For those unfamiliar with the sport, competitors stand inside of a ring 7 feet in diameter as they try to heave an 18-pound ball of solid iron the farthest without stepping outside of the ring; a feat more difficult than you might imagine, as they often spin in a circle to gain momentum before throwing.
There was something for everyone. An inflated bounce house for the kids to play in, live music, an excited atmosphere, and a nearby tavern, the Sandbar, serving beer in the street. But don’t expect every track meet to be this exciting – Lawrence is the only city in America that hosts an outdoor, downtown shot put.
It’s not just the fans who enjoy it, but also competitors like Ryan Whiting, who won first place in the Indoor World Championships in March. Although he finished 5th in Wednesday’s competition, Whiting said he enjoyed the downtown atmosphere.
“I love it, “Whiting said.”It’s a lot more engaging for us and the crowd actually gets to see what we do instead of us just being on the infield of the track. We do a meet like this in Stockholm and I hope it catches on over here so we don’t have to travel as much.”
History of the downtown shot put
It was in Stockholm, Sweden, that the idea for a shot put event in the middle of the city began. In 2008, track meet organizers DN Galan, tried an innovative marketing strategy and moved the shot put event out of the stadium and into a park in the heart of the city.

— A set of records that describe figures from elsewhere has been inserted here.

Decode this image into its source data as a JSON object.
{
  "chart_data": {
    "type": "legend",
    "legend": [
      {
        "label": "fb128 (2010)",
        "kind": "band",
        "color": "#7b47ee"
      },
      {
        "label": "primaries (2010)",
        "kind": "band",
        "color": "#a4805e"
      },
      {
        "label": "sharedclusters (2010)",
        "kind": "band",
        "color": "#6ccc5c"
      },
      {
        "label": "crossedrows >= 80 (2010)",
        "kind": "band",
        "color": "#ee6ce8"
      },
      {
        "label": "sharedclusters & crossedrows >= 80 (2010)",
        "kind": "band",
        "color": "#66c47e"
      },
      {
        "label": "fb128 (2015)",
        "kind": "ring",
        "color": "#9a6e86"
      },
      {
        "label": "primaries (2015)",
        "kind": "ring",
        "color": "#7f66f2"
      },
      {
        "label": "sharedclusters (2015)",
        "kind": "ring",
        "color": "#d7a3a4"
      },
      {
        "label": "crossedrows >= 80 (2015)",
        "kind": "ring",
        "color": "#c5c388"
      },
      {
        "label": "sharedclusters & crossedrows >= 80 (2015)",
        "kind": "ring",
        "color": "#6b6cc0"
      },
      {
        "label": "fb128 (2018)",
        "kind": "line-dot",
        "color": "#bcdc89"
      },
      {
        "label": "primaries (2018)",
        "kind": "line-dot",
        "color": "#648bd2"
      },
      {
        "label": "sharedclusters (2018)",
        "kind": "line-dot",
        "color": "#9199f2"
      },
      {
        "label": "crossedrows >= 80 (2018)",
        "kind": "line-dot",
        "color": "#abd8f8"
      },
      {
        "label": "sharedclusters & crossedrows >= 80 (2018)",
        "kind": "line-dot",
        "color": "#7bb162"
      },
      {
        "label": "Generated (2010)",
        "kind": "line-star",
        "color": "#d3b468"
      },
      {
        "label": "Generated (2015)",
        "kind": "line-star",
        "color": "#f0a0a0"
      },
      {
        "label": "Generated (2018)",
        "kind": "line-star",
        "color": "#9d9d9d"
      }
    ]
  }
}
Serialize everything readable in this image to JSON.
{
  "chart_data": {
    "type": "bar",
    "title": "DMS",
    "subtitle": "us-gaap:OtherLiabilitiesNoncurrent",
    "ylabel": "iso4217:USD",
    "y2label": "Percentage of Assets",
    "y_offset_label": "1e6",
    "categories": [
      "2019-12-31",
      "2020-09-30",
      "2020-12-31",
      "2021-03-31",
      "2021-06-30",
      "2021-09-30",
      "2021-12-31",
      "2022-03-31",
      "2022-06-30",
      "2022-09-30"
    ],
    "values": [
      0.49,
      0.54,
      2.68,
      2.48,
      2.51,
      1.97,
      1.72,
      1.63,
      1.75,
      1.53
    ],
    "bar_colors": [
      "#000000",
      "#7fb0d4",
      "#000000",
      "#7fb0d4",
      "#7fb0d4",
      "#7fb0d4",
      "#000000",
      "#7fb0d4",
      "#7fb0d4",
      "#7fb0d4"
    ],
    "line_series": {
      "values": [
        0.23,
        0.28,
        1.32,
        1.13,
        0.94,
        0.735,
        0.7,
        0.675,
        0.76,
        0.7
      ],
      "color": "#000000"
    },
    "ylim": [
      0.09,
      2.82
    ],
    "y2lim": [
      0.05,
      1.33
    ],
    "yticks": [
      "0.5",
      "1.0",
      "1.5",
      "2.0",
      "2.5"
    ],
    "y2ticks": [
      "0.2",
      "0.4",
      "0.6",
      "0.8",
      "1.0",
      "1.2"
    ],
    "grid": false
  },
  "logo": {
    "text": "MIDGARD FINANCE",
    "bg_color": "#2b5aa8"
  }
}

Since then, the Stockholm event has grown in popularity. In 2010, it became part of the Samsung Diamond League. Competitors who break a stadium record in Diamond League events win a 1-carat diamond worth about $10,000.
While no diamonds are awarded for the Lawrence event, Kansas Athletics and the city of Lawrence came together to re-invent the sport’s perception. But not only have they copied Europe’s example, they might have improved on it, according to Reese Hoffa, who won the event with a throw of 71 feet, 3 3/4 inches. So far, that’s the longest throw in the world in 2012.

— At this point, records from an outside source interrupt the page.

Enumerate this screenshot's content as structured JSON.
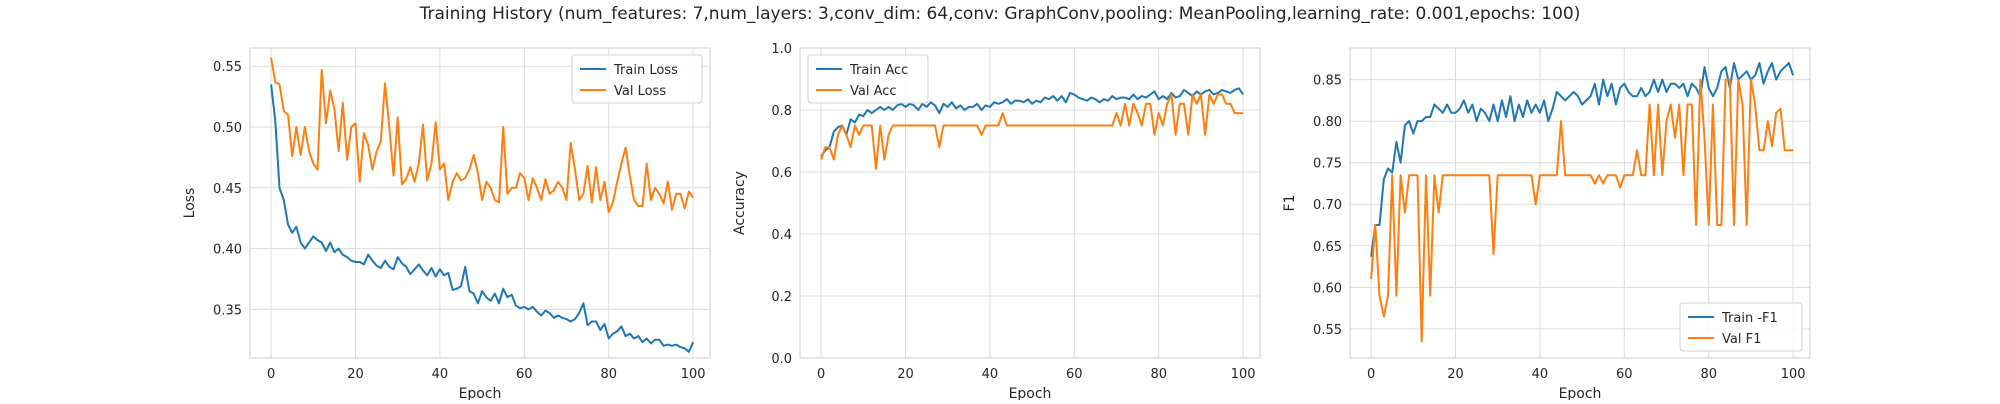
{
  "figure": {
    "title": "Training History (num_features: 7,num_layers: 3,conv_dim: 64,conv: GraphConv,pooling: MeanPooling,learning_rate: 0.001,epochs: 100)"
  },
  "colors": {
    "train": "#1f77b4",
    "val": "#ff7f0e",
    "grid": "#dcdcdc",
    "spine": "#cccccc"
  },
  "chart_data": [
    {
      "type": "line",
      "title": "",
      "xlabel": "Epoch",
      "ylabel": "Loss",
      "xlim": [
        -5,
        104
      ],
      "ylim": [
        0.31,
        0.565
      ],
      "xticks": [
        0,
        20,
        40,
        60,
        80,
        100
      ],
      "yticks": [
        0.35,
        0.4,
        0.45,
        0.5,
        0.55
      ],
      "ytick_labels": [
        "0.35",
        "0.40",
        "0.45",
        "0.50",
        "0.55"
      ],
      "grid": true,
      "legend_loc": "upper right",
      "series": [
        {
          "name": "Train Loss",
          "color": "#1f77b4",
          "values": [
            0.535,
            0.505,
            0.45,
            0.44,
            0.42,
            0.413,
            0.418,
            0.405,
            0.4,
            0.405,
            0.41,
            0.407,
            0.405,
            0.398,
            0.405,
            0.397,
            0.4,
            0.395,
            0.393,
            0.39,
            0.389,
            0.389,
            0.387,
            0.395,
            0.39,
            0.386,
            0.384,
            0.39,
            0.385,
            0.383,
            0.393,
            0.388,
            0.385,
            0.379,
            0.383,
            0.387,
            0.382,
            0.378,
            0.384,
            0.377,
            0.383,
            0.378,
            0.38,
            0.366,
            0.367,
            0.369,
            0.385,
            0.365,
            0.363,
            0.355,
            0.365,
            0.36,
            0.357,
            0.363,
            0.355,
            0.367,
            0.36,
            0.362,
            0.353,
            0.351,
            0.352,
            0.35,
            0.352,
            0.348,
            0.345,
            0.349,
            0.347,
            0.343,
            0.345,
            0.343,
            0.342,
            0.34,
            0.342,
            0.347,
            0.355,
            0.337,
            0.34,
            0.34,
            0.333,
            0.338,
            0.326,
            0.33,
            0.332,
            0.336,
            0.328,
            0.33,
            0.326,
            0.328,
            0.323,
            0.326,
            0.322,
            0.325,
            0.325,
            0.32,
            0.321,
            0.32,
            0.321,
            0.319,
            0.318,
            0.315,
            0.323
          ]
        },
        {
          "name": "Val Loss",
          "color": "#ff7f0e",
          "values": [
            0.557,
            0.537,
            0.535,
            0.513,
            0.51,
            0.476,
            0.5,
            0.477,
            0.5,
            0.48,
            0.47,
            0.465,
            0.547,
            0.503,
            0.53,
            0.515,
            0.48,
            0.52,
            0.473,
            0.5,
            0.503,
            0.455,
            0.495,
            0.485,
            0.465,
            0.48,
            0.488,
            0.536,
            0.5,
            0.46,
            0.508,
            0.453,
            0.457,
            0.467,
            0.455,
            0.47,
            0.502,
            0.456,
            0.47,
            0.504,
            0.465,
            0.47,
            0.44,
            0.455,
            0.462,
            0.456,
            0.458,
            0.465,
            0.477,
            0.462,
            0.44,
            0.455,
            0.45,
            0.44,
            0.438,
            0.5,
            0.445,
            0.45,
            0.45,
            0.462,
            0.458,
            0.44,
            0.458,
            0.45,
            0.44,
            0.457,
            0.445,
            0.448,
            0.455,
            0.45,
            0.44,
            0.487,
            0.465,
            0.44,
            0.445,
            0.468,
            0.438,
            0.467,
            0.44,
            0.455,
            0.43,
            0.438,
            0.455,
            0.47,
            0.483,
            0.46,
            0.44,
            0.435,
            0.435,
            0.47,
            0.44,
            0.45,
            0.445,
            0.437,
            0.455,
            0.432,
            0.445,
            0.445,
            0.433,
            0.447,
            0.442
          ]
        }
      ]
    },
    {
      "type": "line",
      "title": "",
      "xlabel": "Epoch",
      "ylabel": "Accuracy",
      "xlim": [
        -5,
        104
      ],
      "ylim": [
        0.0,
        1.0
      ],
      "xticks": [
        0,
        20,
        40,
        60,
        80,
        100
      ],
      "yticks": [
        0.0,
        0.2,
        0.4,
        0.6,
        0.8,
        1.0
      ],
      "ytick_labels": [
        "0.0",
        "0.2",
        "0.4",
        "0.6",
        "0.8",
        "1.0"
      ],
      "grid": true,
      "legend_loc": "upper left",
      "series": [
        {
          "name": "Train Acc",
          "color": "#1f77b4",
          "values": [
            0.65,
            0.67,
            0.68,
            0.73,
            0.745,
            0.75,
            0.72,
            0.77,
            0.76,
            0.785,
            0.78,
            0.8,
            0.79,
            0.8,
            0.81,
            0.8,
            0.81,
            0.8,
            0.815,
            0.82,
            0.81,
            0.82,
            0.815,
            0.8,
            0.82,
            0.81,
            0.825,
            0.815,
            0.79,
            0.82,
            0.81,
            0.825,
            0.805,
            0.815,
            0.8,
            0.81,
            0.81,
            0.82,
            0.8,
            0.815,
            0.81,
            0.825,
            0.82,
            0.825,
            0.835,
            0.82,
            0.83,
            0.83,
            0.825,
            0.835,
            0.82,
            0.83,
            0.825,
            0.84,
            0.835,
            0.845,
            0.83,
            0.845,
            0.825,
            0.855,
            0.85,
            0.84,
            0.835,
            0.83,
            0.84,
            0.835,
            0.825,
            0.835,
            0.83,
            0.845,
            0.835,
            0.84,
            0.84,
            0.835,
            0.85,
            0.835,
            0.845,
            0.84,
            0.85,
            0.86,
            0.835,
            0.845,
            0.835,
            0.855,
            0.84,
            0.845,
            0.865,
            0.855,
            0.845,
            0.86,
            0.85,
            0.86,
            0.865,
            0.85,
            0.855,
            0.865,
            0.86,
            0.855,
            0.865,
            0.87,
            0.85
          ]
        },
        {
          "name": "Val Acc",
          "color": "#ff7f0e",
          "values": [
            0.64,
            0.68,
            0.68,
            0.64,
            0.72,
            0.75,
            0.72,
            0.68,
            0.75,
            0.72,
            0.75,
            0.75,
            0.75,
            0.61,
            0.75,
            0.64,
            0.72,
            0.75,
            0.75,
            0.75,
            0.75,
            0.75,
            0.75,
            0.75,
            0.75,
            0.75,
            0.75,
            0.75,
            0.68,
            0.75,
            0.75,
            0.75,
            0.75,
            0.75,
            0.75,
            0.75,
            0.75,
            0.75,
            0.72,
            0.75,
            0.75,
            0.75,
            0.75,
            0.79,
            0.75,
            0.75,
            0.75,
            0.75,
            0.75,
            0.75,
            0.75,
            0.75,
            0.75,
            0.75,
            0.75,
            0.75,
            0.75,
            0.75,
            0.75,
            0.75,
            0.75,
            0.75,
            0.75,
            0.75,
            0.75,
            0.75,
            0.75,
            0.75,
            0.75,
            0.75,
            0.79,
            0.75,
            0.82,
            0.75,
            0.82,
            0.79,
            0.75,
            0.82,
            0.82,
            0.72,
            0.79,
            0.75,
            0.82,
            0.85,
            0.72,
            0.82,
            0.82,
            0.72,
            0.85,
            0.82,
            0.85,
            0.72,
            0.85,
            0.82,
            0.85,
            0.85,
            0.82,
            0.82,
            0.79,
            0.79,
            0.79
          ]
        }
      ]
    },
    {
      "type": "line",
      "title": "",
      "xlabel": "Epoch",
      "ylabel": "F1",
      "xlim": [
        -5,
        104
      ],
      "ylim": [
        0.515,
        0.888
      ],
      "xticks": [
        0,
        20,
        40,
        60,
        80,
        100
      ],
      "yticks": [
        0.55,
        0.6,
        0.65,
        0.7,
        0.75,
        0.8,
        0.85
      ],
      "ytick_labels": [
        "0.55",
        "0.60",
        "0.65",
        "0.70",
        "0.75",
        "0.80",
        "0.85"
      ],
      "grid": true,
      "legend_loc": "lower right",
      "series": [
        {
          "name": "Train -F1",
          "color": "#1f77b4",
          "values": [
            0.637,
            0.675,
            0.675,
            0.73,
            0.743,
            0.738,
            0.775,
            0.75,
            0.795,
            0.8,
            0.785,
            0.8,
            0.8,
            0.805,
            0.805,
            0.82,
            0.815,
            0.81,
            0.82,
            0.81,
            0.81,
            0.815,
            0.825,
            0.81,
            0.82,
            0.8,
            0.815,
            0.81,
            0.8,
            0.82,
            0.8,
            0.825,
            0.805,
            0.83,
            0.8,
            0.82,
            0.805,
            0.825,
            0.81,
            0.82,
            0.81,
            0.825,
            0.8,
            0.815,
            0.835,
            0.83,
            0.825,
            0.83,
            0.835,
            0.83,
            0.82,
            0.825,
            0.83,
            0.845,
            0.82,
            0.85,
            0.83,
            0.845,
            0.82,
            0.84,
            0.845,
            0.835,
            0.83,
            0.83,
            0.84,
            0.83,
            0.835,
            0.85,
            0.835,
            0.85,
            0.835,
            0.845,
            0.845,
            0.84,
            0.845,
            0.83,
            0.845,
            0.84,
            0.83,
            0.865,
            0.84,
            0.83,
            0.84,
            0.86,
            0.865,
            0.84,
            0.87,
            0.85,
            0.855,
            0.86,
            0.85,
            0.855,
            0.87,
            0.845,
            0.86,
            0.87,
            0.85,
            0.86,
            0.865,
            0.87,
            0.855
          ]
        },
        {
          "name": "Val F1",
          "color": "#ff7f0e",
          "values": [
            0.61,
            0.675,
            0.59,
            0.565,
            0.59,
            0.735,
            0.59,
            0.735,
            0.69,
            0.735,
            0.735,
            0.735,
            0.535,
            0.735,
            0.59,
            0.735,
            0.69,
            0.735,
            0.735,
            0.735,
            0.735,
            0.735,
            0.735,
            0.735,
            0.735,
            0.735,
            0.735,
            0.735,
            0.735,
            0.64,
            0.735,
            0.735,
            0.735,
            0.735,
            0.735,
            0.735,
            0.735,
            0.735,
            0.735,
            0.7,
            0.735,
            0.735,
            0.735,
            0.735,
            0.735,
            0.8,
            0.735,
            0.735,
            0.735,
            0.735,
            0.735,
            0.735,
            0.735,
            0.725,
            0.735,
            0.725,
            0.735,
            0.735,
            0.735,
            0.72,
            0.735,
            0.735,
            0.735,
            0.765,
            0.735,
            0.735,
            0.82,
            0.735,
            0.82,
            0.735,
            0.8,
            0.82,
            0.78,
            0.82,
            0.735,
            0.82,
            0.82,
            0.675,
            0.85,
            0.78,
            0.675,
            0.82,
            0.675,
            0.675,
            0.85,
            0.85,
            0.675,
            0.85,
            0.82,
            0.675,
            0.85,
            0.82,
            0.765,
            0.765,
            0.8,
            0.77,
            0.81,
            0.815,
            0.765,
            0.765,
            0.765
          ]
        }
      ]
    }
  ]
}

“Doing it here is 100 percent unique. You don’t get this in Europe. They usually put us in a park somewhere, just a ruckus, just as exciting… I think that’s what makes this a good event, is the fans are right on top of you, you can give them a high-five, it’s awesome.”
Hoffa always makes sure to engage with his fans and get them on his side. He’s even been known to don a hood and cape when he throws in the ring, dubbing himself “The Unknown Shot Putter.” Before his sixth and final throw to win the event, Hoffa was in second place behind Olympic silver-medalist Christian Cantwell. It just might have been the backing of his fans that propelled him to victory.
“You know honestly, they give you that little bit that helps you get over the edge in terms of getting that good distance,” Hoffa said. “Especially when you’re really close.”